Spending these countless days and hours here at Children’s provides clear and often painful insight into the sufferings of so many that the world never sees. Congenital anomalies, injuries, near drownings, cancer, childhood illnesses that fill volumes of books. The orchestra works tirelessly day and night, hour after hour, year after year behind shiny facades of big tall buildings even on the 4th of July to do their best to play a sweet tune, to bring harmony to these precious little ones that grace our lives.

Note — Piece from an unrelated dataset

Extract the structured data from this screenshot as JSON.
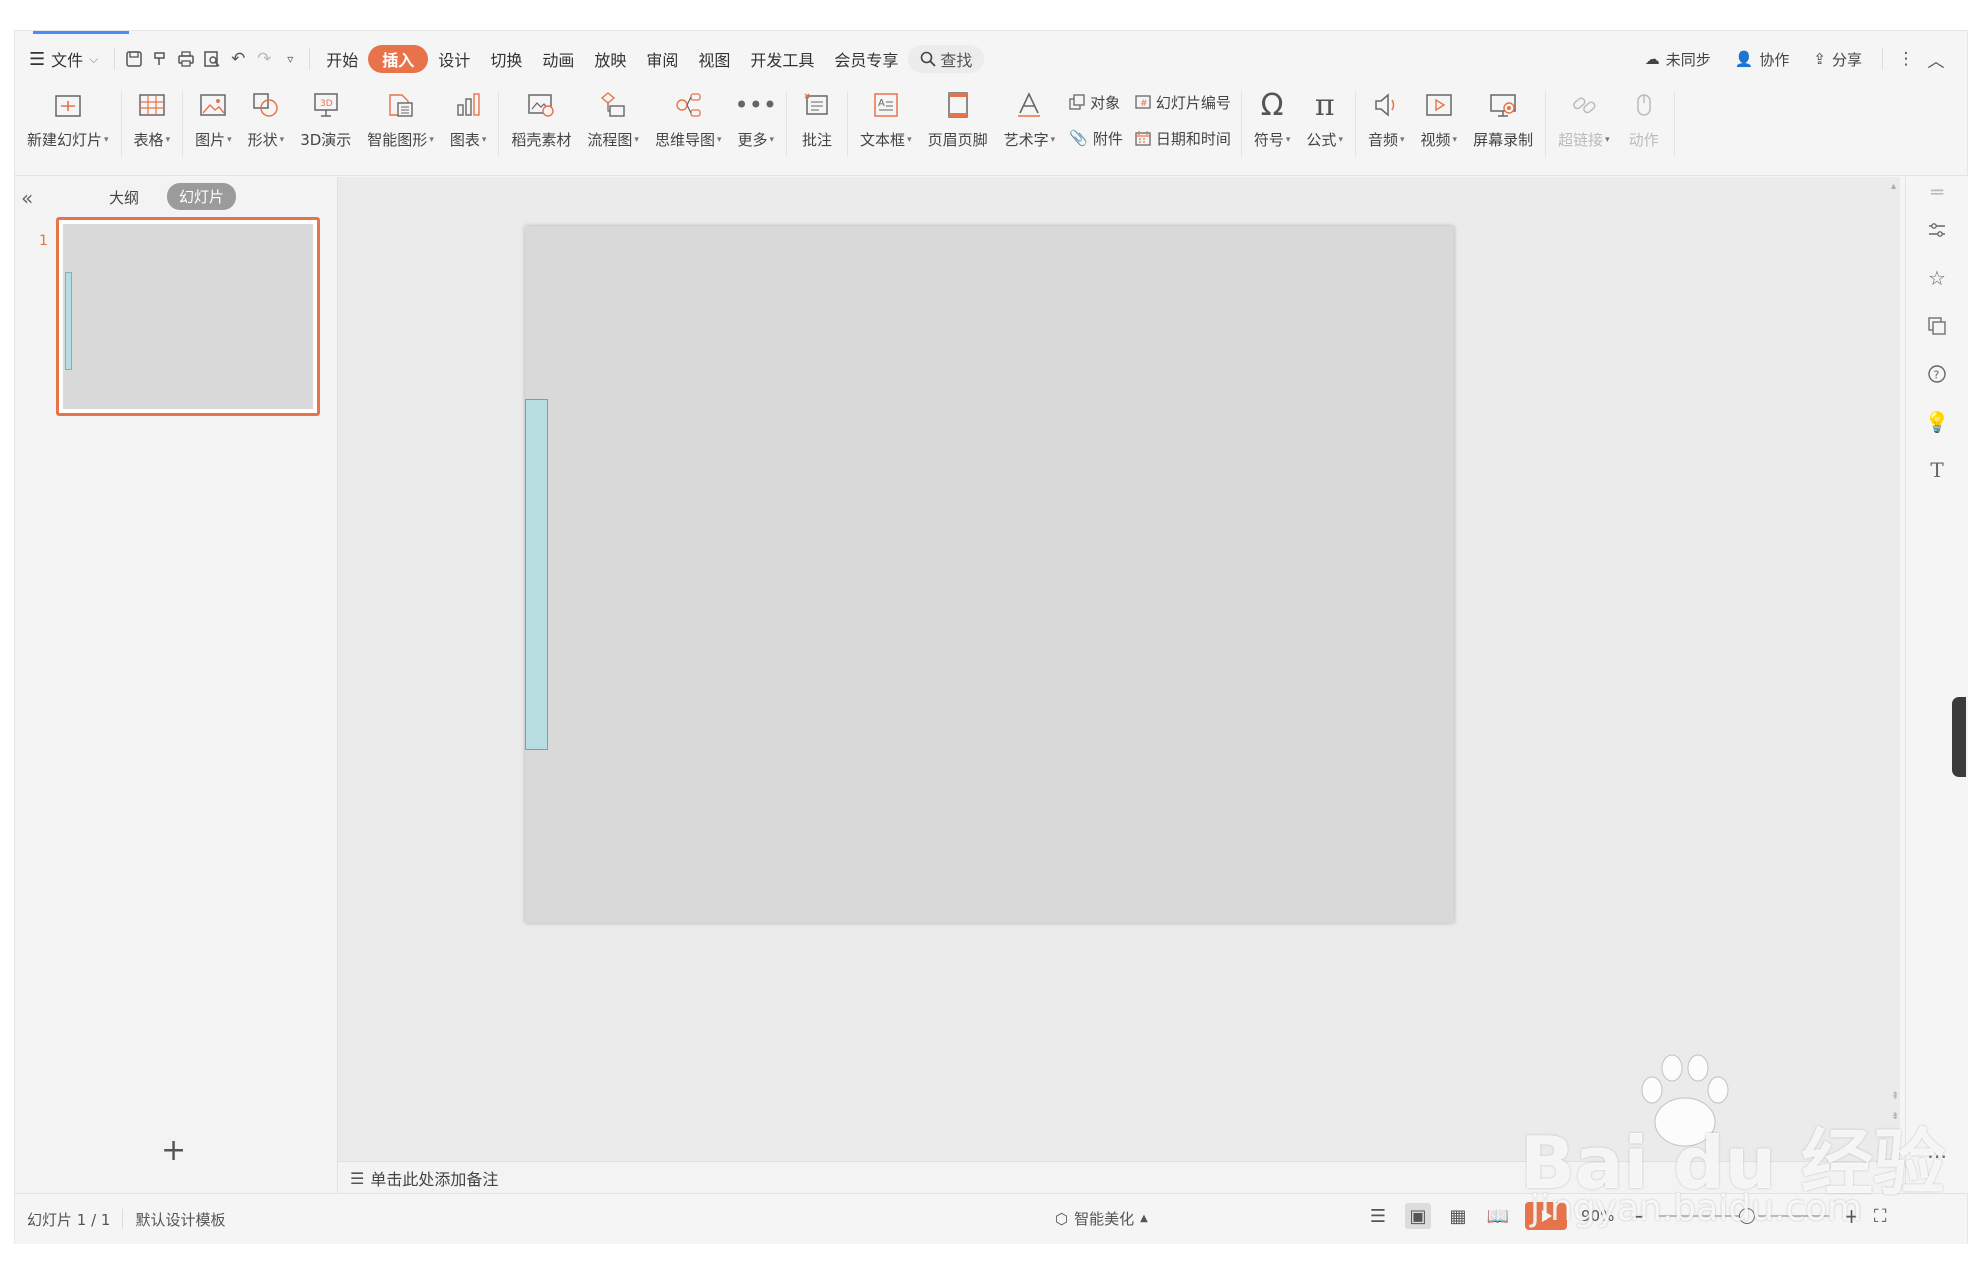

They sacrifice their family time on these family days because things happen on days like this. Searching for an open restaurant last night leads to a search for one still open, calls to ask “how late do you serve”? Here, as in all of these places we call hospitals, places we love to hate, the answer is: we never close…….
They do all they can to heal the wounds, realign the misaligned, destroy the tumors, comfort the pain, and fight with all their humanly might against the enemy that would take away these precious gifts, steal the joy, rob a childhood, and break a family’s heart. Oh this thing called humanity. The ache in the heart. The flooding of tears. How much can these families take?
Again we are broken and sliding a bit down the hill. A tough but fragile little girl is fighting so hard to make it back. She needs a break. She needs another miracle. She needs new specific prayer that this chylothorax is healed without surgery and does not lead to even more setbacks. That her chest can stay closed as it should be. That her mommy and daddy will be given the strength to withstand the arrows being shot into theirs souls with each new diagnosis. Pray dear warriors, pray if you will. Please stay the course with this young struggling family. We are grateful beyond words for all who are lifting these dears ones up in your prayers. May God bless you for your love and support.
We thank God for the victories He has granted thus far and praise him for her life. God is good and faithful and loves baby Audrey more than we can imagine. We place her in your loving arms again today dear Lord.